2016-03-27 Thread Alexander Pivovarov
I use spot instances for 100 slaves cluster (r3.2xlarge on us-west-1)
Jobs I run usually take about 15 hours - cluster is stable and fast. 1-2
computers might be terminated but it's very rare event and Spark can handle
it.

On Fri, Mar 25, 2016 at 6:28 PM, Sven Krasser  wrote:

> When a spot instance terminates, you lose all data (RDD partitions) stored
> in the executors that ran on that instance. Spark can recreate the
> partitions from input data, but if that requires going through multiple
> preceding shuffles a good chunk of the job will need to be redone.
> -Sven
>
> On Thu, Mar 24, 2016 at 10:15 PM, Dillian Murphey  > wrote:
>
>> I'm very new to apache spark. I'm just a user not a developer.
>>
>> I'm running a cluster with many spot instances. Am I correct in
>> understanding that spark can handle an unlimited number of spot instance
>> failures and restarts?  Sometimes all the spot instances will dissapear
>> without warning, and then they come back.  Can I trust spark to pickup all
>> jobs where it left off?
>>
>> I'm noticing some instability with my system. I'm suspecting it could be
>> disk or RAM issues.  When I add a lot of slaves I run low on RAM on my
>> master.  Maybe that's part of the problem. But jut want to confirm my
>> understanding.
>>
>
>
>
> --
> www.skrasser.com 
>


Re: Testing spark with AWS spot instances

2016-03-25 Thread Sven Krasser
When a spot instance terminates, you lose all data (RDD partitions) stored
in the executors that ran on that instance. Spark can recreate the
partitions from input data, but if that requires going through multiple
preceding shuffles a good chunk of the job will need to be redone.
-Sven

On Thu, Mar 24, 2016 at 10:15 PM, Dillian Murphey 
wrote:

> I'm very new to apache spark. I'm just a user not a developer.
>
> I'm running a cluster with many spot instances. Am I correct in
> understanding that spark can handle an unlimited number of spot instance
> failures and restarts?  Sometimes all the spot instances will dissapear
> without warning, and then they come back.  Can I trust spark to pickup all
> jobs where it left off?
>
> I'm noticing some instability with my system. I'm suspecting it could be
> disk or RAM issues.  When I add a lot of slaves I run low on RAM on my
> master.  Maybe that's part of the problem. But jut want to confirm my
> understanding.
>



-- 
www.skrasser.com 


Testing spark with AWS spot instances

2016-03-24 Thread Dillian Murphey
I'm very new to apache spark. I'm just a user not a developer.

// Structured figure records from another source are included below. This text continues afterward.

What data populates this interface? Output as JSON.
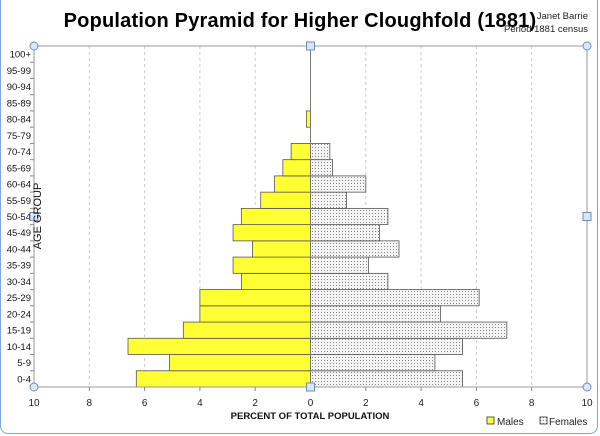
{
  "chart_data": {
    "type": "bar",
    "orientation": "horizontal-pyramid",
    "title": "Population Pyramid for Higher Cloughfold  (1881)",
    "annotation": [
      "Janet Barrie",
      "Period 1881 census"
    ],
    "xlabel": "PERCENT OF TOTAL POPULATION",
    "ylabel": "AGE GROUP",
    "xlim": [
      -10,
      10
    ],
    "x_ticks": [
      "10",
      "8",
      "6",
      "4",
      "2",
      "0",
      "2",
      "4",
      "6",
      "8",
      "10"
    ],
    "grid": "vertical dashed",
    "legend_position": "bottom-right",
    "categories": [
      "0-4",
      "5-9",
      "10-14",
      "15-19",
      "20-24",
      "25-29",
      "30-34",
      "35-39",
      "40-44",
      "45-49",
      "50-54",
      "55-59",
      "60-64",
      "65-69",
      "70-74",
      "75-79",
      "80-84",
      "85-89",
      "90-94",
      "95-99",
      "100+"
    ],
    "series": [
      {
        "name": "Males",
        "color": "#ffff33",
        "values": [
          6.3,
          5.1,
          6.6,
          4.6,
          4.0,
          4.0,
          2.5,
          2.8,
          2.1,
          2.8,
          2.5,
          1.8,
          1.3,
          1.0,
          0.7,
          0,
          0.15,
          0,
          0,
          0,
          0
        ]
      },
      {
        "name": "Females",
        "color": "#e8e8e8",
        "values": [
          5.5,
          4.5,
          5.5,
          7.1,
          4.7,
          6.1,
          2.8,
          2.1,
          3.2,
          2.5,
          2.8,
          1.3,
          2.0,
          0.8,
          0.7,
          0,
          0,
          0,
          0,
          0,
          0
        ]
      }
    ]
  }
}
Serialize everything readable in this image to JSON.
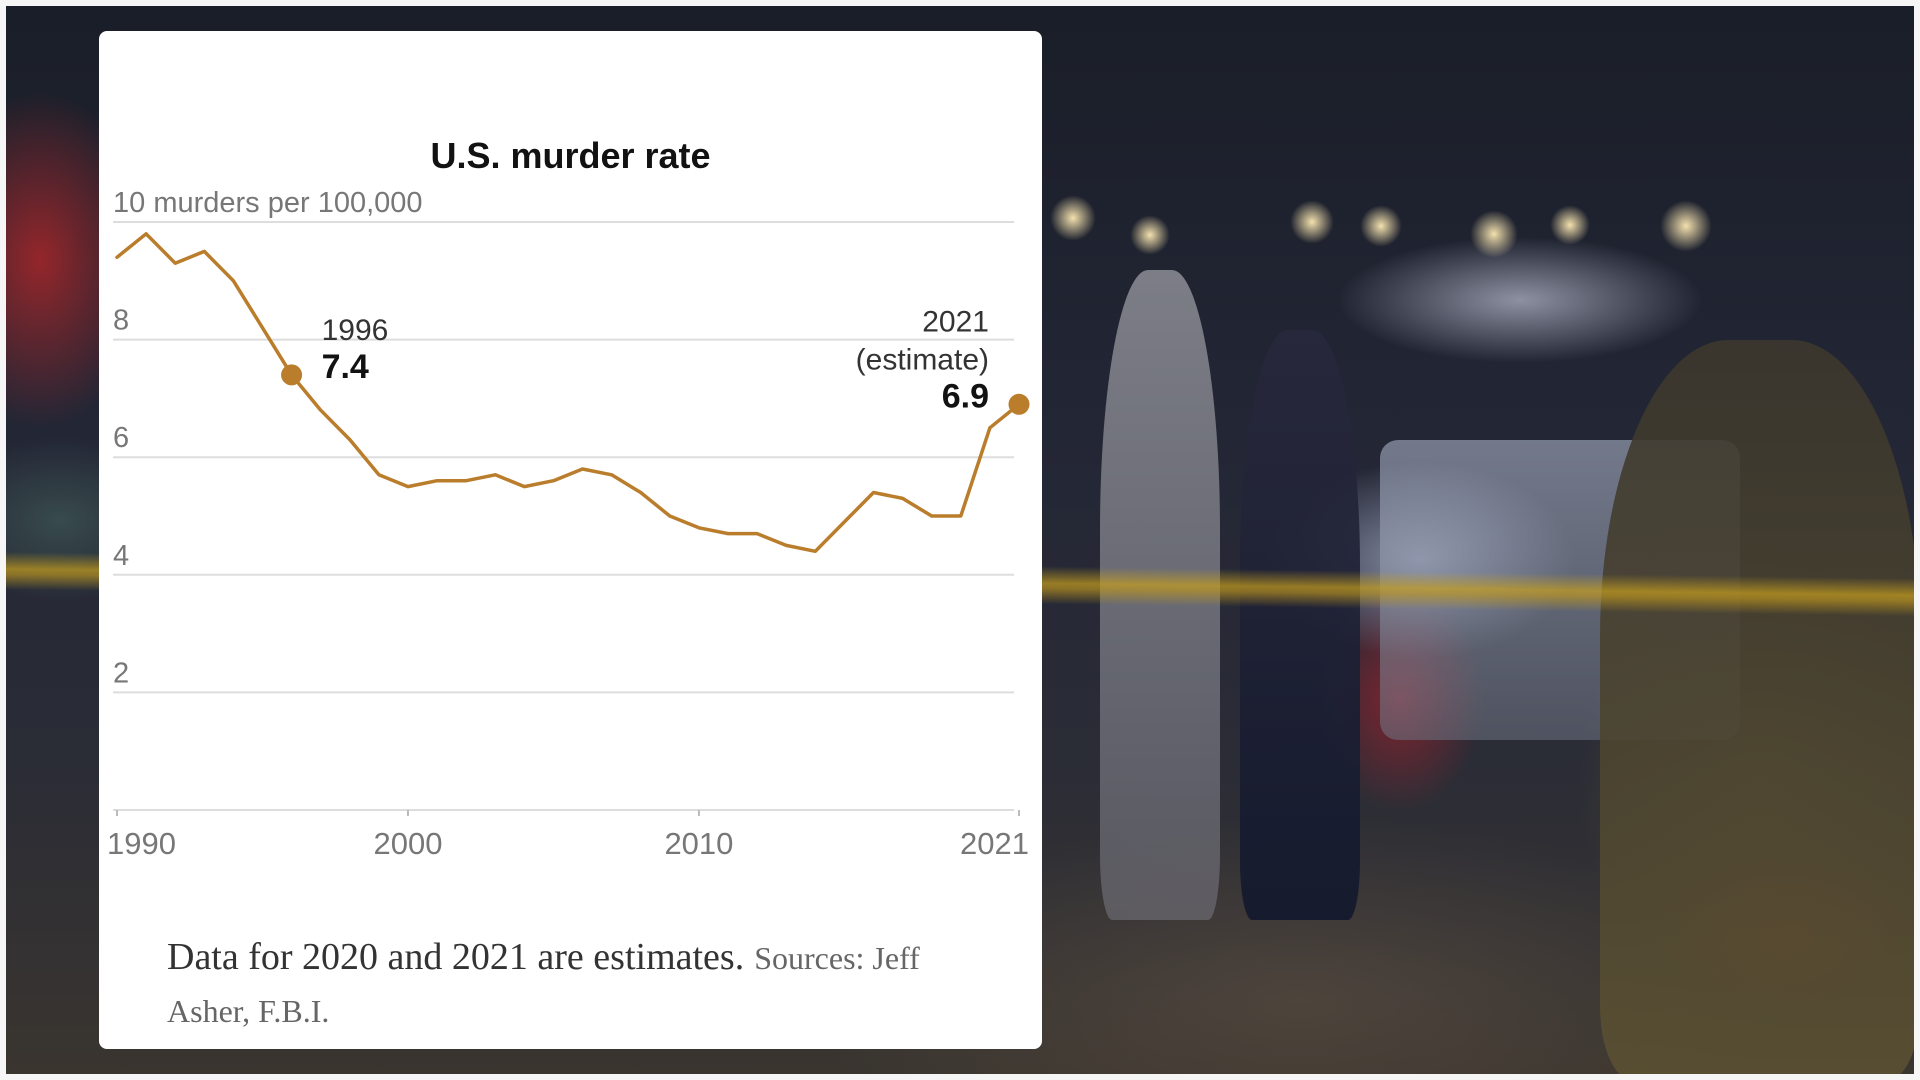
{
  "chart_data": {
    "type": "line",
    "title": "U.S. murder rate",
    "ylabel": "10 murders per 100,000",
    "ylim": [
      0,
      10
    ],
    "y_ticks": [
      {
        "value": 10,
        "label": "10 murders per 100,000"
      },
      {
        "value": 8,
        "label": "8"
      },
      {
        "value": 6,
        "label": "6"
      },
      {
        "value": 4,
        "label": "4"
      },
      {
        "value": 2,
        "label": "2"
      }
    ],
    "x_ticks": [
      {
        "value": 1990,
        "label": "1990"
      },
      {
        "value": 2000,
        "label": "2000"
      },
      {
        "value": 2010,
        "label": "2010"
      },
      {
        "value": 2021,
        "label": "2021"
      }
    ],
    "xlim": [
      1990,
      2021
    ],
    "grid": true,
    "series": [
      {
        "color": "#b97d2c",
        "points": [
          {
            "x": 1990,
            "y": 9.4
          },
          {
            "x": 1991,
            "y": 9.8
          },
          {
            "x": 1992,
            "y": 9.3
          },
          {
            "x": 1993,
            "y": 9.5
          },
          {
            "x": 1994,
            "y": 9.0
          },
          {
            "x": 1995,
            "y": 8.2
          },
          {
            "x": 1996,
            "y": 7.4
          },
          {
            "x": 1997,
            "y": 6.8
          },
          {
            "x": 1998,
            "y": 6.3
          },
          {
            "x": 1999,
            "y": 5.7
          },
          {
            "x": 2000,
            "y": 5.5
          },
          {
            "x": 2001,
            "y": 5.6
          },
          {
            "x": 2002,
            "y": 5.6
          },
          {
            "x": 2003,
            "y": 5.7
          },
          {
            "x": 2004,
            "y": 5.5
          },
          {
            "x": 2005,
            "y": 5.6
          },
          {
            "x": 2006,
            "y": 5.8
          },
          {
            "x": 2007,
            "y": 5.7
          },
          {
            "x": 2008,
            "y": 5.4
          },
          {
            "x": 2009,
            "y": 5.0
          },
          {
            "x": 2010,
            "y": 4.8
          },
          {
            "x": 2011,
            "y": 4.7
          },
          {
            "x": 2012,
            "y": 4.7
          },
          {
            "x": 2013,
            "y": 4.5
          },
          {
            "x": 2014,
            "y": 4.4
          },
          {
            "x": 2015,
            "y": 4.9
          },
          {
            "x": 2016,
            "y": 5.4
          },
          {
            "x": 2017,
            "y": 5.3
          },
          {
            "x": 2018,
            "y": 5.0
          },
          {
            "x": 2019,
            "y": 5.0
          },
          {
            "x": 2020,
            "y": 6.5
          },
          {
            "x": 2021,
            "y": 6.9
          }
        ]
      }
    ],
    "annotations": [
      {
        "x": 1996,
        "y": 7.4,
        "label_lines": [
          "1996"
        ],
        "value": "7.4",
        "align": "left"
      },
      {
        "x": 2021,
        "y": 6.9,
        "label_lines": [
          "2021",
          "(estimate)"
        ],
        "value": "6.9",
        "align": "right"
      }
    ]
  },
  "footnote": {
    "text": "Data for 2020 and 2021 are estimates.",
    "sources": "Sources: Jeff Asher, F.B.I."
  }
}
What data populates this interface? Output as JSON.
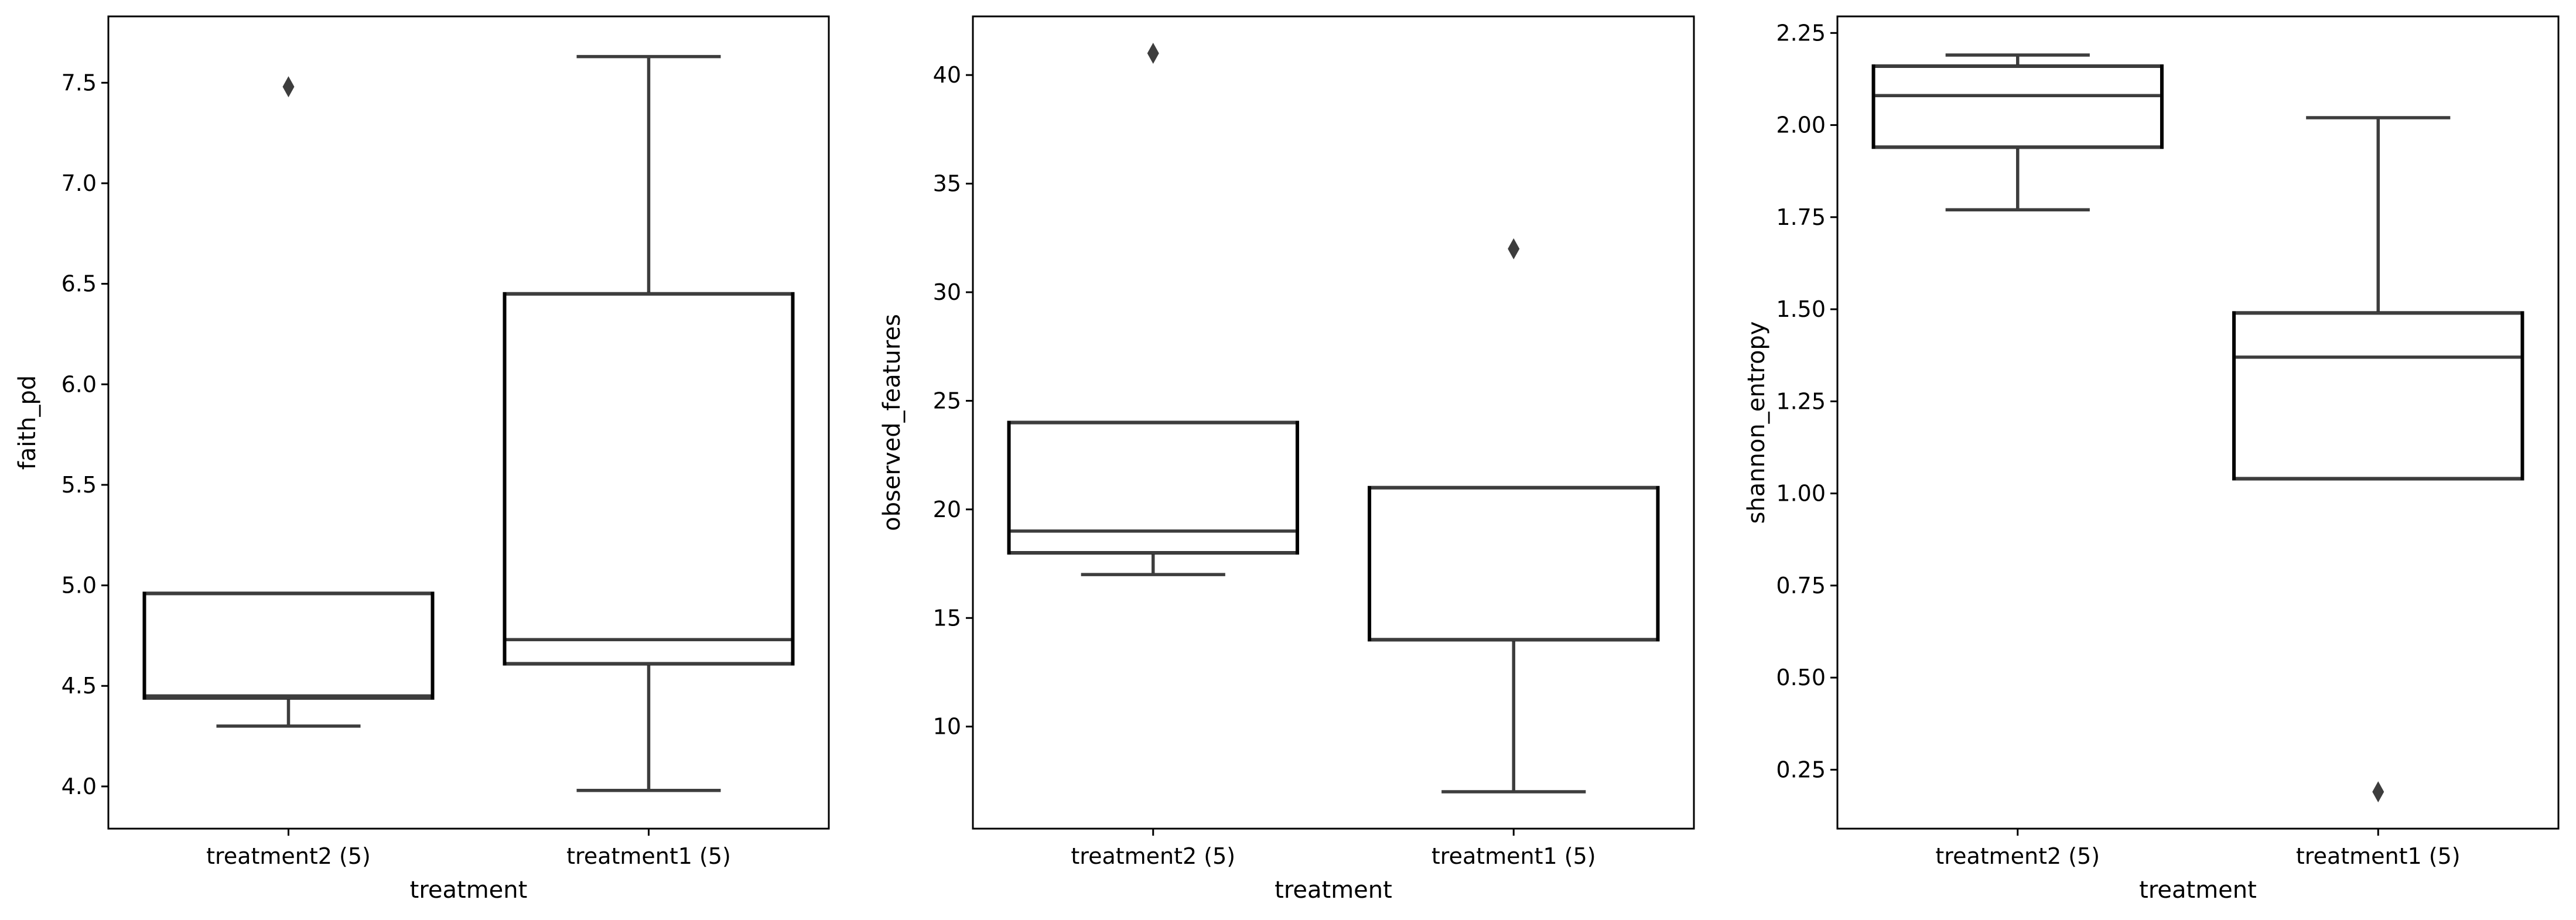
{
  "chart_data": [
    {
      "type": "box",
      "xlabel": "treatment",
      "ylabel": "faith_pd",
      "categories": [
        "treatment2 (5)",
        "treatment1 (5)"
      ],
      "ylim": [
        3.79,
        7.83
      ],
      "yticks": [
        4.0,
        4.5,
        5.0,
        5.5,
        6.0,
        6.5,
        7.0,
        7.5
      ],
      "ytick_labels": [
        "4.0",
        "4.5",
        "5.0",
        "5.5",
        "6.0",
        "6.5",
        "7.0",
        "7.5"
      ],
      "boxes": [
        {
          "whislo": 4.3,
          "q1": 4.44,
          "med": 4.45,
          "q3": 4.96,
          "whishi": 4.96,
          "fliers": [
            7.48
          ]
        },
        {
          "whislo": 3.98,
          "q1": 4.61,
          "med": 4.73,
          "q3": 6.45,
          "whishi": 7.63,
          "fliers": []
        }
      ]
    },
    {
      "type": "box",
      "xlabel": "treatment",
      "ylabel": "observed_features",
      "categories": [
        "treatment2 (5)",
        "treatment1 (5)"
      ],
      "ylim": [
        5.3,
        42.7
      ],
      "yticks": [
        10,
        15,
        20,
        25,
        30,
        35,
        40
      ],
      "ytick_labels": [
        "10",
        "15",
        "20",
        "25",
        "30",
        "35",
        "40"
      ],
      "boxes": [
        {
          "whislo": 17,
          "q1": 18,
          "med": 19,
          "q3": 24,
          "whishi": 24,
          "fliers": [
            41
          ]
        },
        {
          "whislo": 7,
          "q1": 14,
          "med": 21,
          "q3": 21,
          "whishi": 21,
          "fliers": [
            32
          ]
        }
      ]
    },
    {
      "type": "box",
      "xlabel": "treatment",
      "ylabel": "shannon_entropy",
      "categories": [
        "treatment2 (5)",
        "treatment1 (5)"
      ],
      "ylim": [
        0.09,
        2.295
      ],
      "yticks": [
        0.25,
        0.5,
        0.75,
        1.0,
        1.25,
        1.5,
        1.75,
        2.0,
        2.25
      ],
      "ytick_labels": [
        "0.25",
        "0.50",
        "0.75",
        "1.00",
        "1.25",
        "1.50",
        "1.75",
        "2.00",
        "2.25"
      ],
      "boxes": [
        {
          "whislo": 1.77,
          "q1": 1.94,
          "med": 2.08,
          "q3": 2.16,
          "whishi": 2.19,
          "fliers": []
        },
        {
          "whislo": 1.04,
          "q1": 1.04,
          "med": 1.37,
          "q3": 1.49,
          "whishi": 2.02,
          "fliers": [
            0.19
          ]
        }
      ]
    }
  ]
}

I'm running a cluster with many spot instances. Am I correct in
understanding that spark can handle an unlimited number of spot instance
failures and restarts?  Sometimes all the spot instances will dissapear
without warning, and then they come back.  Can I trust spark to pickup all
jobs where it left off?

I'm noticing some instability with my system. I'm suspecting it could be
disk or RAM issues.  When I add a lot of slaves I run low on RAM on my
master.  Maybe that's part of the problem. But jut want to confirm my
understanding.